Health Care Payments Now Require This


NEW YORK (MainStreet) — Paying your health care bills on time is now even more important for consumers who are adding health insurance to their list of bills.

But several online services now help consumers streamline the effort by requiring only one login, saving people the hassle of having to remember multiple passwords.

Customers will now be able to manage their health insurance accounts - including the option to view statements of benefits and deductible balances alongside their financial and household accounts - through one secure log-in at Manilla, the New York-based free digital mailbox service that allows consumers to manage their bills and other personal accounts.

"Our consumer research shows that the majority of people either haven't established login information for managing healthcare accounts online or they can't remember what that login information is," said Jim Schinella, CEO of Manilla. "That's a crucial first step to building an on-going digital relationship with their insurance providers. Consequently, consumers have a relatively unaided understanding of their explanation of benefits (EOB) documents, which are critical to understanding and managing their own healthcare."

Health insurance companies are among the lowest paperless adoption business segments in the United States.

Many consumers have recently signed up to pay for health insurance and will be making their monthly premium payments.

Only 38% of Americans would rather pay a fine than buy health insurance, according to a new report. The survey also revealed that 65% of Americans between the ages of 18 and 29 would buy health insurance versus 57% of Americans 30 and older.

Not only do consumers have to pay their monthly premiums, but they may face out of pocket fees not covered by their insurance or want to examine the balance of their deductible.

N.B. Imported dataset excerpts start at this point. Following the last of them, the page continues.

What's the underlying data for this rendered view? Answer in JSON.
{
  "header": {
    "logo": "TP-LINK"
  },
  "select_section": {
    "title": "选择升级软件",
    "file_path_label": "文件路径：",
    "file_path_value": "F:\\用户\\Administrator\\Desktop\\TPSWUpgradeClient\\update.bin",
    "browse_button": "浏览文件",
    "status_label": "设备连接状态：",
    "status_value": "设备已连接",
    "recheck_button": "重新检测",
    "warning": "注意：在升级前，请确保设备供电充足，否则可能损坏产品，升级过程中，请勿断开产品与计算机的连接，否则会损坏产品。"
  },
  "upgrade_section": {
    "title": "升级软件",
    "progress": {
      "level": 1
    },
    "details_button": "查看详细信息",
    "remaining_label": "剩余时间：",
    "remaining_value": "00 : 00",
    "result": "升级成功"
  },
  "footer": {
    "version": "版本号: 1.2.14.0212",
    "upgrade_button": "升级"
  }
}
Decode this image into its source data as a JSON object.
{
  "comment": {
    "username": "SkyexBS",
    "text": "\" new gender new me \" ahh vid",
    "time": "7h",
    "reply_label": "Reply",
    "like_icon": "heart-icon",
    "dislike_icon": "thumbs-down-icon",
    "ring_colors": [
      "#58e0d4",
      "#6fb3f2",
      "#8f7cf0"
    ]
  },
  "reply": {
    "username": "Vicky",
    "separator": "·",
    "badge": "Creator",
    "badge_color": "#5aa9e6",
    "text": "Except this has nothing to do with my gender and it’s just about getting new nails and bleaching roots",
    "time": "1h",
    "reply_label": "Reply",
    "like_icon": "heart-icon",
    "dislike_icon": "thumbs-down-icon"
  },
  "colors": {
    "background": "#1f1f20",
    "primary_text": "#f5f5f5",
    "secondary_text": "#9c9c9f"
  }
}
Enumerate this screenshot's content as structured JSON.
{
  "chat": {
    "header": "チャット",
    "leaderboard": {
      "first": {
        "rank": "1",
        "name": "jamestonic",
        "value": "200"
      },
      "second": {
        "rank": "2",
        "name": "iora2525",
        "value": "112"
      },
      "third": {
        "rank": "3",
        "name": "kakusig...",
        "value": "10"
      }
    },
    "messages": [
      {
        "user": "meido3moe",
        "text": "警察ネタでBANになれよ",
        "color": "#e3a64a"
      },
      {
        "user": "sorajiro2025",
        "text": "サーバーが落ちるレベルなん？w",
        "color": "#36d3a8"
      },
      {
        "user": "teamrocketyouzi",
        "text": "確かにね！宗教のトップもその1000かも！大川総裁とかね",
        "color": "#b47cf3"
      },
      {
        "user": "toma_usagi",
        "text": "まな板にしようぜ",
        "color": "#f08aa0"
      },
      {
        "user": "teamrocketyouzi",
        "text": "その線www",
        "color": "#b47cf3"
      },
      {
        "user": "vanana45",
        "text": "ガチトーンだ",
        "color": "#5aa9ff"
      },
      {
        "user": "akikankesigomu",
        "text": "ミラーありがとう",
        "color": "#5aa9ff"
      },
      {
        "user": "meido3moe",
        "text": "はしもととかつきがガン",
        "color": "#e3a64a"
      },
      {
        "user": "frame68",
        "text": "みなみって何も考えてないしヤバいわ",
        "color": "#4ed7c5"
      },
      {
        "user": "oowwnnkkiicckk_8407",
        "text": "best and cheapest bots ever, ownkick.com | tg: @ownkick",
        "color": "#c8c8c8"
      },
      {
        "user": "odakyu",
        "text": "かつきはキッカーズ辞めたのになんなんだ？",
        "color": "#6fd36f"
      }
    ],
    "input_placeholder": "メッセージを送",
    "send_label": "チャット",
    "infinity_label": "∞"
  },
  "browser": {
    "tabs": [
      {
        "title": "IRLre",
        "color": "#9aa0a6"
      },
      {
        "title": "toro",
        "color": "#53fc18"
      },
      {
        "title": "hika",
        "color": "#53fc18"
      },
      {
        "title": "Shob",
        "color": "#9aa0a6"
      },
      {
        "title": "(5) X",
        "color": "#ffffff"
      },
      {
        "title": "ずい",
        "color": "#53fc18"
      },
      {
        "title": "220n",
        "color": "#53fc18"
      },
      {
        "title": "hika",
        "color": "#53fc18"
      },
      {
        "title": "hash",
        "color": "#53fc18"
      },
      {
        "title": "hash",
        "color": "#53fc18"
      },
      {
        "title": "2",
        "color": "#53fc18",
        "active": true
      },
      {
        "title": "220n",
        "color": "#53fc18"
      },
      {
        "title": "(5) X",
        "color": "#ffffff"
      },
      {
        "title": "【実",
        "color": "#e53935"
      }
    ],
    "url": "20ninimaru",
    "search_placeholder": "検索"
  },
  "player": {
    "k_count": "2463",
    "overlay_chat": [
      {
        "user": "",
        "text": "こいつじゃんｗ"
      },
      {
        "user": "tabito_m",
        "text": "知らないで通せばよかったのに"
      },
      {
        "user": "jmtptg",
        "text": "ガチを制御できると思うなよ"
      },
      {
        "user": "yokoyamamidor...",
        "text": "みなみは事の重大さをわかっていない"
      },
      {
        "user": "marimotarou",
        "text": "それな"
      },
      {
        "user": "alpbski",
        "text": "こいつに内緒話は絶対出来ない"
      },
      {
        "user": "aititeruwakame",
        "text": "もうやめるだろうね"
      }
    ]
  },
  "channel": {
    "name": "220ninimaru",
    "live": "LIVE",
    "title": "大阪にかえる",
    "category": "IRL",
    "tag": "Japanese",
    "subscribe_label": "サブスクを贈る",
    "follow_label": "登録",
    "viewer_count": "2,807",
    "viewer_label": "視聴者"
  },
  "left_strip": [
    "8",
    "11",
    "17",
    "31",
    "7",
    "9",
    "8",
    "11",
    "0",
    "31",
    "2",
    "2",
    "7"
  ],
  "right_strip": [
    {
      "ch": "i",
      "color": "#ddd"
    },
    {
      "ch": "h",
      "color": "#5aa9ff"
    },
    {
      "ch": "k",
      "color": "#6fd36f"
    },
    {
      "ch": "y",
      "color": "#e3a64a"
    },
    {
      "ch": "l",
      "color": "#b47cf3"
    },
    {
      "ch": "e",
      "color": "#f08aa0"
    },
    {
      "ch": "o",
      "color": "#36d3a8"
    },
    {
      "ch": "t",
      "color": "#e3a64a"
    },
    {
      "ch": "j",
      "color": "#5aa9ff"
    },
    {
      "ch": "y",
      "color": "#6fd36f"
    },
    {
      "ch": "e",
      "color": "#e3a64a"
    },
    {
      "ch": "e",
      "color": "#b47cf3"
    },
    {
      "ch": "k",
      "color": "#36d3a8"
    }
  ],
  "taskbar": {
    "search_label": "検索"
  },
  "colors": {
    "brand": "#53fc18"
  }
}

"By enabling consumers to now manage their healthcare accounts, we're helping insurers and their customers better communicate with each other in a way that strengthens the relationship between the two," Schinella said. "With statements being added to Manilla accounts we feel that we can better give consumers an understanding of their healthcare insurance as they keep track of their balances through our service."

Maintaining good records and on-time payments even for health insurance is vital because health care can be costly, Schinella said.

"It is important to make sure you're up to date on what your insurance is covering and what you might be paying out of pocket," he said.

Changes in health insurance laws and premiums are often complicated and confusing to consumers.

The report also found that most Americans are confused regarding the penalty amounts, which are the greater of $95 or 1% of household income above the filing threshold ($10,000 for individuals and $20,000 for families).

"One of the key questions surrounding the Affordable Care Act is whether or not young Americans – especially healthy young Americans – will sign up for health insurance," said Laura Adams,'s senior analyst. "This research sheds a positive light on that segment of the population. However, it's concerning that about three in 10 Americans still don't know about the possible fines."

For an individual who earns $30,000 per year, the penalty would be $200. Only 21% of Americans who know that uninsured people will be fined correctly pegged the amount between $100 and $250 while 38% overestimated and 36% underestimated.

For an individual who earns $75,000 per year, the penalty would be $650. Only 21% of Americans who know about fines correctly pegged the amount between $500 and $1,000 with 46% who underestimated and 29% overestimated.

Many consumers are uninformed regarding how to pay the penalty. Only 64% correctly said the fine would come from their federal income tax refund.